A equipa também se deparou com algo inesperado: enquanto os indivíduos participavam nas tarefas, a atividade nos seus cérebros diminuiu em regiões tipicamente envolvidas no processamento de memória e memória de longo prazo. “Isso foi um tanto surpreendente para nós, já que um melhor desempenho está normalmente associado a um maior envolvimento de diferentes regiões do cérebro”, disse Wagner.

Noutras palavras, os cientistas descobriram que uma menor ativação do cérebro leva a uma melhor memória, o que pode ser explicado pelo facto de o método dos loci fazer com que o cérebro trabalhe de forma mais eficiente.

Além disso, enquanto os participantes descansavam, aqueles que tinham sido treinados com o método dos loci tiveram um aumento da atividade cerebral relativa ao armazenamento de memória de longo prazo.

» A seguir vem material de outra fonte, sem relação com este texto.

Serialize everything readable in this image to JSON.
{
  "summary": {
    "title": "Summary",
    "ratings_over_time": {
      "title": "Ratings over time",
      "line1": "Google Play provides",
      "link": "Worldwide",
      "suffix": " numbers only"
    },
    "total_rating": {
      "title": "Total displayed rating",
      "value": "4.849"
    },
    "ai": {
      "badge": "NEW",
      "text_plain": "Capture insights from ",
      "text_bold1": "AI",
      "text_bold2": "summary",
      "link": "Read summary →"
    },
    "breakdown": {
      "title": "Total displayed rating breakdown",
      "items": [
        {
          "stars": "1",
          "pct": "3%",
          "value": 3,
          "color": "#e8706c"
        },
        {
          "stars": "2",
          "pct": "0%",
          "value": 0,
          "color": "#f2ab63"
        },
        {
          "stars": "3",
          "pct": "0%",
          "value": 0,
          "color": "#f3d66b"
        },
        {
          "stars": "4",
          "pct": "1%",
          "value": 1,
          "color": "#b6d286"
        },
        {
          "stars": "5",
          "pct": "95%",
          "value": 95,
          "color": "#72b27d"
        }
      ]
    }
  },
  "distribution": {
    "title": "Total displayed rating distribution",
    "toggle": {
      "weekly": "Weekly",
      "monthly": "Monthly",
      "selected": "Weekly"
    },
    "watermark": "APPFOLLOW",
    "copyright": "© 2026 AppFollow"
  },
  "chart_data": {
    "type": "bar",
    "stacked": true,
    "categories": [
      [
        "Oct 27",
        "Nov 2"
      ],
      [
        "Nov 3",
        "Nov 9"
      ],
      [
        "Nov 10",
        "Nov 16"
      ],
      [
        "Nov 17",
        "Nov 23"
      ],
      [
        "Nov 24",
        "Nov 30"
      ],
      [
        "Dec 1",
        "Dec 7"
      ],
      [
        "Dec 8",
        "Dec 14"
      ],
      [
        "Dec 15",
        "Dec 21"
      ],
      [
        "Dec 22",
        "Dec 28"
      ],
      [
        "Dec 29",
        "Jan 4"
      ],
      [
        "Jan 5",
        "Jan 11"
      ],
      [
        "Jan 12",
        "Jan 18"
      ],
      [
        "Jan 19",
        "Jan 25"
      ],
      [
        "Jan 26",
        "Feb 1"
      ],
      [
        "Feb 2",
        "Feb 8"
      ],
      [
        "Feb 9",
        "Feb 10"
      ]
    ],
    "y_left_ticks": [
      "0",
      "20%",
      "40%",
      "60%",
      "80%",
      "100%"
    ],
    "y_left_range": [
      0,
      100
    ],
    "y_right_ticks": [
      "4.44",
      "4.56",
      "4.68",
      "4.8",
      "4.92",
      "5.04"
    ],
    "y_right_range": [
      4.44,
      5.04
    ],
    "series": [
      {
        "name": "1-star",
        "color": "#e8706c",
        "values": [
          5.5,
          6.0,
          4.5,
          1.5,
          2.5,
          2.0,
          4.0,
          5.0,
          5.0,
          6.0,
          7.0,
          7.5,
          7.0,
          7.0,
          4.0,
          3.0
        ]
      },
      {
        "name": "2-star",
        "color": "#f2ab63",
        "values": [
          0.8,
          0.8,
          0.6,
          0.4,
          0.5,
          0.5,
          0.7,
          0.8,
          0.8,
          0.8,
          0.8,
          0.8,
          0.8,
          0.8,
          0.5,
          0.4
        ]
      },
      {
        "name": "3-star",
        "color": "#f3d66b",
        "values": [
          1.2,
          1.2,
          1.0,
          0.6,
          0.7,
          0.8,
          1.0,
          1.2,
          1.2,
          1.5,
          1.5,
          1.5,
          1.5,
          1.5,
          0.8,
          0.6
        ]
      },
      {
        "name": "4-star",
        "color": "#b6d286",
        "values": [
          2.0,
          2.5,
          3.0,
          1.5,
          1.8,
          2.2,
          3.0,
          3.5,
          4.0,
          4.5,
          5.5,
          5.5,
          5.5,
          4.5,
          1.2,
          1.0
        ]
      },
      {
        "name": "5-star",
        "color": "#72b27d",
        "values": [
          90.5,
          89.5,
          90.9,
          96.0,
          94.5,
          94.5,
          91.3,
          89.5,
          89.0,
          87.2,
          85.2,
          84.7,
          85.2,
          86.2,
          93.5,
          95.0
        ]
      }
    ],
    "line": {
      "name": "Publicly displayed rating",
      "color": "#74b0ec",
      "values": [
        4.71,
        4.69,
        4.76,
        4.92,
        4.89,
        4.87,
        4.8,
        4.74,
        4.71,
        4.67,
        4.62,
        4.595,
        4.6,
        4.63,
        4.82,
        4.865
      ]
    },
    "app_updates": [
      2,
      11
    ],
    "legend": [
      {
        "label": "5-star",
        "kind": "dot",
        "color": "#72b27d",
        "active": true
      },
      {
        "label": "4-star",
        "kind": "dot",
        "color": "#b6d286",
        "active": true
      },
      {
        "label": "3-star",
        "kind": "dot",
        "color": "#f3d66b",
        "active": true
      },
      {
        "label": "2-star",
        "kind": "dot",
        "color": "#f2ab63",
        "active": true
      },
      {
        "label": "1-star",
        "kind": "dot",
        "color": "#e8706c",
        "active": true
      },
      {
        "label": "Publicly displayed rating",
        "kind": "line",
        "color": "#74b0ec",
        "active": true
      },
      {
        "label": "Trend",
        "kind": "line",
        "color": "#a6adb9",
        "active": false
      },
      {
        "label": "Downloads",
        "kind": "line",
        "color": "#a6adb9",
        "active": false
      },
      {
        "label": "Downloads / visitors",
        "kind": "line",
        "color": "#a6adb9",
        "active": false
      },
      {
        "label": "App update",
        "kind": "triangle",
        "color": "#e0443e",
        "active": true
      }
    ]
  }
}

Segundo a neurocientista, quase qualquer pessoa pode aprender a usar o método dos loci. “Obviamente, requer tempo e prática regular e, portanto, pode não ser adequado para todos, mas é definitivamente possível impulsionar a memória e alcançar um desempenho de memória alto, ou mesmo excecional”, disse Wagner.

Ainda não é claro se a técnica pode ajudar a aliviar o declínio cognitivo durante o envelhecimento saudável ou se pode ser útil para prevenir ou retardar doenças. “No entanto, estamos bastante entusiasmados com estes resultados” que trazem muitas novas questões para serem investigadas em futuros estudos, concluiu.

Este estudo foi publicado este mês na revista científica Science Advances.